The future of blogging?

No not a new technological advancement, I'm talking about MY future, and not just blogging but the world wide web.
My thoughts are a little vague at the moment, but here goes. Recently I've been foolishly caught up arguing the toss about Revenge of the Sith, don't roll your eyeballs, I know it's a lame thing to do, that's part of the problem. You see I though Sith was terrible but other than that I just didn't care, it was just a film and that was that. But the forum, the only forum I'm part of because it grew up from out of a small press comic scene I was once part of, had someone posting about how amazing Sith was. Now it's a polite forum so I try an maintain a calm well balanced online persona, therefore my repsonse to these posts was to express my dislike of Sith and to say why. it really should have been an end to it except for one thing, I'm an idiot. How on earth can you rationally talk about how bad a Star Wars film is with a Star Wars fan! As the thread continued it became increasingly obvious that the fan was unhappy with my comments, me and my manner of expressing them. As for me I became frustrated at his ignoring my points his 'wacky persona'. All of this threatening at any time to tear through the thin veneer of 'polite debate'. Maybe I'm reading too much into it, but I don't know....
Then this morning I read a post on peteashton.com about petes response to a 'blogebrity' (it's a nightmarish concept given my dislike for celebs - more of that later) list that he's not on. Pete also mentions someones post on their blog about once being 'queen of blogging' until they backed away and became most forgotten. Bloggers becoming celebrities?! It's a horrible thought, but now I realise it's what most of us want, we want to be heard, we want people to understand us, agree with us, maybe we even want to provoke. Except, I don't think I do want that. I think no one needs a blog to be some one, I think idon't like being misinterpreted on forums as I express mild opinions about something pretty uninteresting, I don't think I want the pressure of trying to write posts that are interesting and usually failing. People having to back off from the harsh lights of blogebrity because the readers are getting weird, that seems wrong.
I don't know what I'm getting at, I still like the idea of blogging but I'm unsure where I fit into it and how I want to do it, but as I've posted maybe half a dozen times in the last couple of months and never linked my blog anywhere in an atempt to get a wider audience I wonder if I'm really going carry on.

3 comments:

paul said...

it's weird. do we write to share with those we know, or to get an 'audience'. i think the thing i've decided is that although the blogebrities like to see themselves as the new columnists and pursue the latter interest their time is much more transient than they'd like to think, and people who write in newspapers/magazines have editors and quality control and a reason for being hired. ergo newspapers win for guaranteed readability, blogs are good for a dip but i don't really buy the idea of closely following anything but your friends' blogs for this reason. not that blogging's not great and interesting, perhaps some people just need to keep it in perspective.

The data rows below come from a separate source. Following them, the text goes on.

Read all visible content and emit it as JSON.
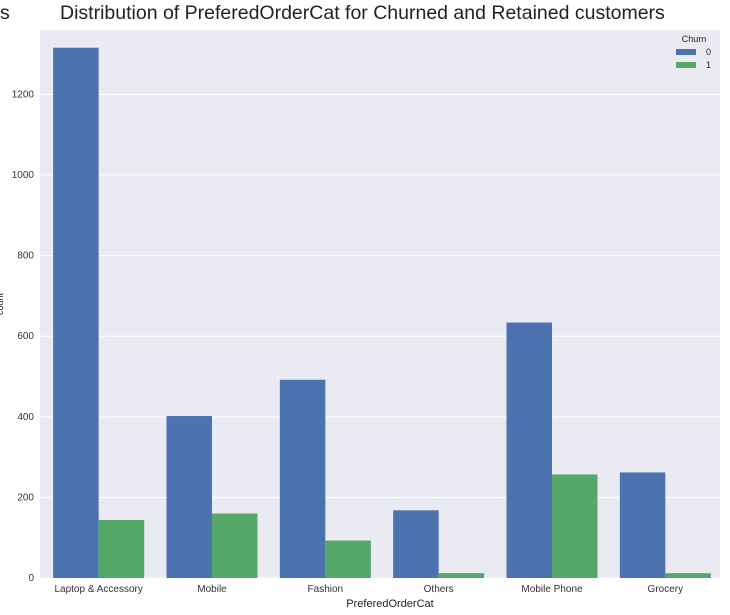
{
  "chart_data": {
    "type": "bar",
    "title": "Distribution of PreferedOrderCat for Churned and Retained customers",
    "title_cut_fragment": "s",
    "xlabel": "PreferedOrderCat",
    "ylabel": "count",
    "categories": [
      "Laptop & Accessory",
      "Mobile",
      "Fashion",
      "Others",
      "Mobile Phone",
      "Grocery"
    ],
    "series": [
      {
        "name": "0",
        "color": "#4c72b0",
        "values": [
          1316,
          402,
          492,
          168,
          634,
          262
        ]
      },
      {
        "name": "1",
        "color": "#55a868",
        "values": [
          144,
          160,
          93,
          12,
          257,
          12
        ]
      }
    ],
    "ylim": [
      0,
      1360
    ],
    "yticks": [
      0,
      200,
      400,
      600,
      800,
      1000,
      1200
    ],
    "grid": true,
    "legend": {
      "title": "Churn",
      "placement": "top-right"
    },
    "background": "#eaeaf2",
    "gridcolor": "#ffffff"
  }
}
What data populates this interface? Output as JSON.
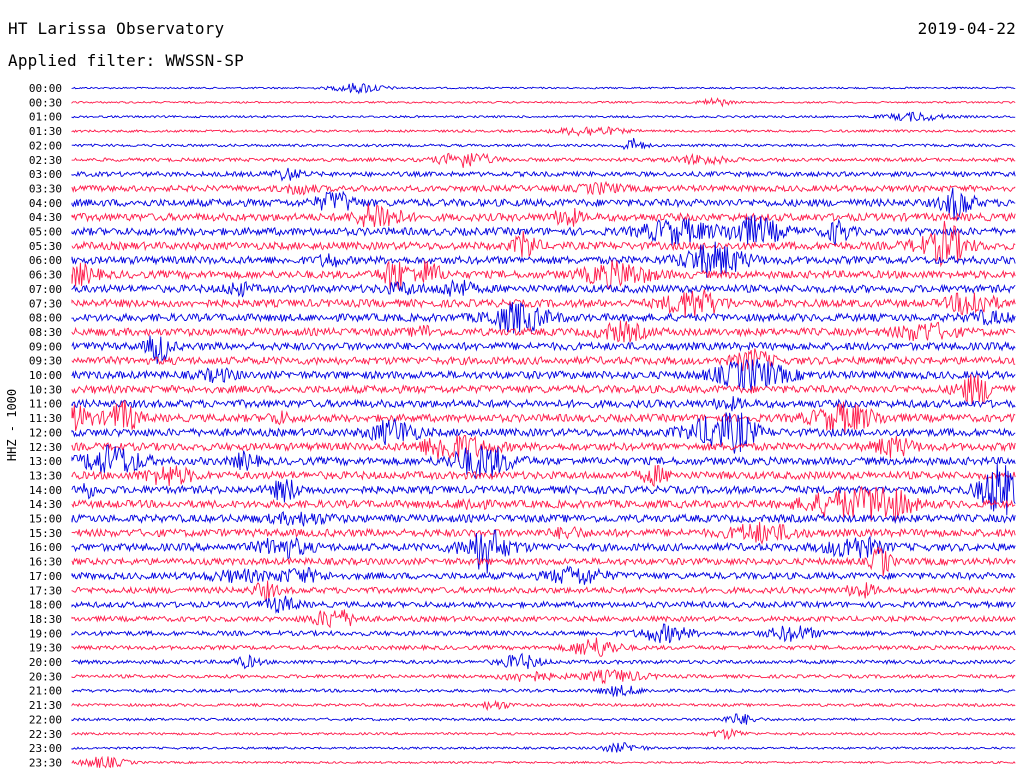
{
  "header": {
    "station": "HT Larissa Observatory",
    "date": "2019-04-22",
    "filter": "Applied filter: WWSSN-SP"
  },
  "chart_data": {
    "type": "helicorder",
    "ylabel": "HHZ - 1000",
    "row_labels": [
      "00:00",
      "00:30",
      "01:00",
      "01:30",
      "02:00",
      "02:30",
      "03:00",
      "03:30",
      "04:00",
      "04:30",
      "05:00",
      "05:30",
      "06:00",
      "06:30",
      "07:00",
      "07:30",
      "08:00",
      "08:30",
      "09:00",
      "09:30",
      "10:00",
      "10:30",
      "11:00",
      "11:30",
      "12:00",
      "12:30",
      "13:00",
      "13:30",
      "14:00",
      "14:30",
      "15:00",
      "15:30",
      "16:00",
      "16:30",
      "17:00",
      "17:30",
      "18:00",
      "18:30",
      "19:00",
      "19:30",
      "20:00",
      "20:30",
      "21:00",
      "21:30",
      "22:00",
      "22:30",
      "23:00",
      "23:30"
    ],
    "series_colors": [
      "#0000e0",
      "#ff1a4a"
    ],
    "relative_noise": [
      0.08,
      0.1,
      0.14,
      0.18,
      0.22,
      0.35,
      0.55,
      0.75,
      0.95,
      1.0,
      1.0,
      1.0,
      1.0,
      1.0,
      1.0,
      1.0,
      1.0,
      1.0,
      1.0,
      1.0,
      1.0,
      1.0,
      1.0,
      1.0,
      1.0,
      1.0,
      1.0,
      1.0,
      1.0,
      1.0,
      1.0,
      1.0,
      1.0,
      0.85,
      0.85,
      0.75,
      0.7,
      0.6,
      0.55,
      0.45,
      0.4,
      0.35,
      0.3,
      0.25,
      0.22,
      0.18,
      0.15,
      0.12
    ]
  }
}
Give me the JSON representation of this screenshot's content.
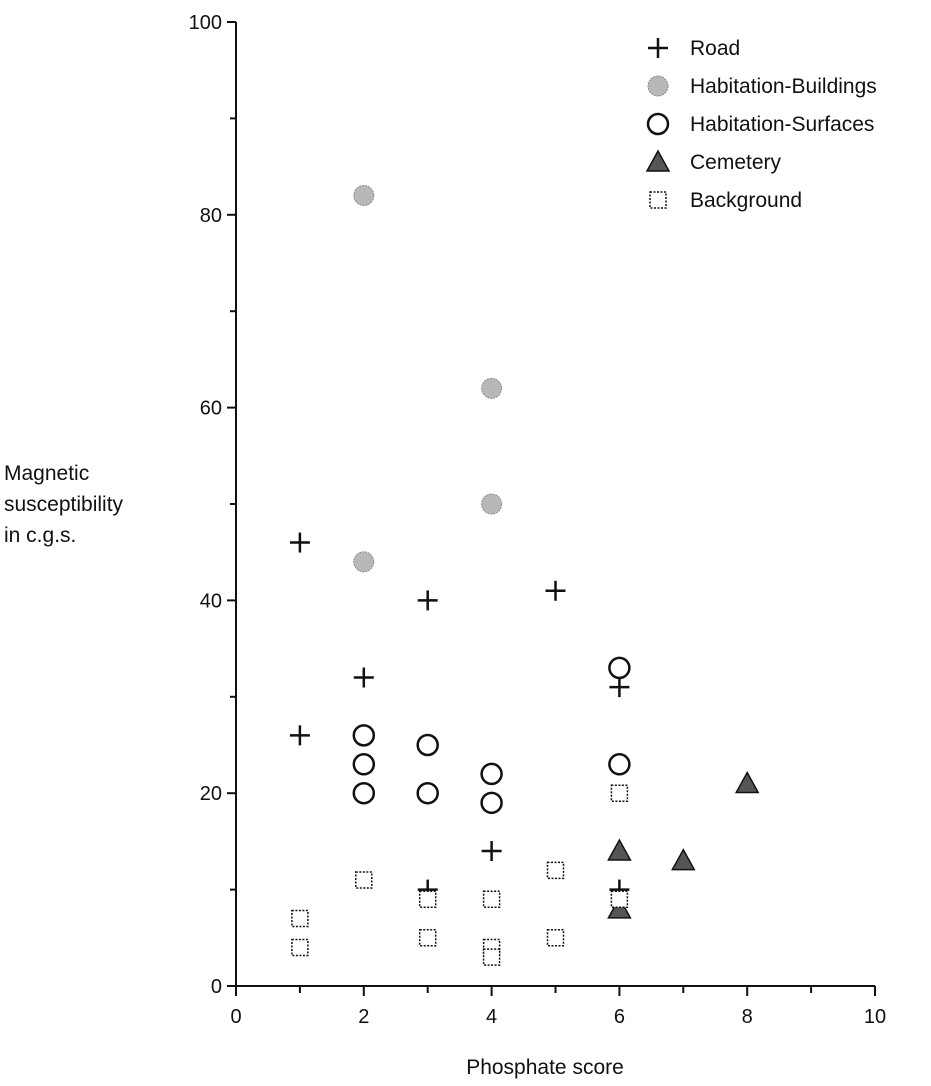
{
  "chart_data": {
    "type": "scatter",
    "xlabel": "Phosphate score",
    "ylabel_lines": [
      "Magnetic",
      "susceptibility",
      "in c.g.s."
    ],
    "xlim": [
      0,
      10
    ],
    "ylim": [
      0,
      100
    ],
    "x_ticks": [
      0,
      2,
      4,
      6,
      8,
      10
    ],
    "y_ticks": [
      0,
      20,
      40,
      60,
      80,
      100
    ],
    "legend_position": "top-right",
    "series": [
      {
        "name": "Road",
        "marker": "plus",
        "color": "#111111",
        "points": [
          [
            1,
            46
          ],
          [
            1,
            26
          ],
          [
            2,
            32
          ],
          [
            3,
            40
          ],
          [
            3,
            10
          ],
          [
            4,
            14
          ],
          [
            5,
            41
          ],
          [
            6,
            31
          ],
          [
            6,
            10
          ]
        ]
      },
      {
        "name": "Habitation-Buildings",
        "marker": "filled-circle",
        "color": "#b8b8b8",
        "points": [
          [
            2,
            82
          ],
          [
            2,
            44
          ],
          [
            4,
            62
          ],
          [
            4,
            50
          ]
        ]
      },
      {
        "name": "Habitation-Surfaces",
        "marker": "open-circle",
        "color": "#111111",
        "points": [
          [
            2,
            26
          ],
          [
            2,
            23
          ],
          [
            2,
            20
          ],
          [
            3,
            25
          ],
          [
            3,
            20
          ],
          [
            4,
            22
          ],
          [
            4,
            19
          ],
          [
            6,
            33
          ],
          [
            6,
            23
          ]
        ]
      },
      {
        "name": "Cemetery",
        "marker": "triangle",
        "color": "#555555",
        "points": [
          [
            6,
            14
          ],
          [
            6,
            8
          ],
          [
            7,
            13
          ],
          [
            8,
            21
          ]
        ]
      },
      {
        "name": "Background",
        "marker": "open-square",
        "color": "#111111",
        "points": [
          [
            1,
            7
          ],
          [
            1,
            4
          ],
          [
            2,
            11
          ],
          [
            3,
            9
          ],
          [
            3,
            5
          ],
          [
            4,
            9
          ],
          [
            4,
            4
          ],
          [
            4,
            3
          ],
          [
            5,
            12
          ],
          [
            5,
            5
          ],
          [
            6,
            20
          ],
          [
            6,
            9
          ]
        ]
      }
    ]
  }
}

i bet you wouldn't have had the same problems if you'd had similar comments in the paper rather than on a message board.

paulhd said...

Editor's really do play an important role in any creative process.
Should probably point out that the 'problems' on the message board were as much of my own making as the guy I 'tussled' with, just thought I should make that clearer incase it sounded like I was having a go at him. It's more about the strange behaviour the internet seems to breed in all of us.

paul said...

i've just read that article and, probably like most of us, he seems a bit conflicted. on the one hand he says "A good blogger is someone who points you to things you hadn't considered before, not just links but ideas, notions and experiences." And "If I can give one or five or ten or fifty or a hundred people something interesting to read or some neat link to follow then my job is done." But he also complains, albeit flippantly, that he's been plugging away for "five fucking years" and still not getting recognition.

i like the first couple of points, but even the fact that he calls it his 'job' must reveal something about the expectation he puts into this thing.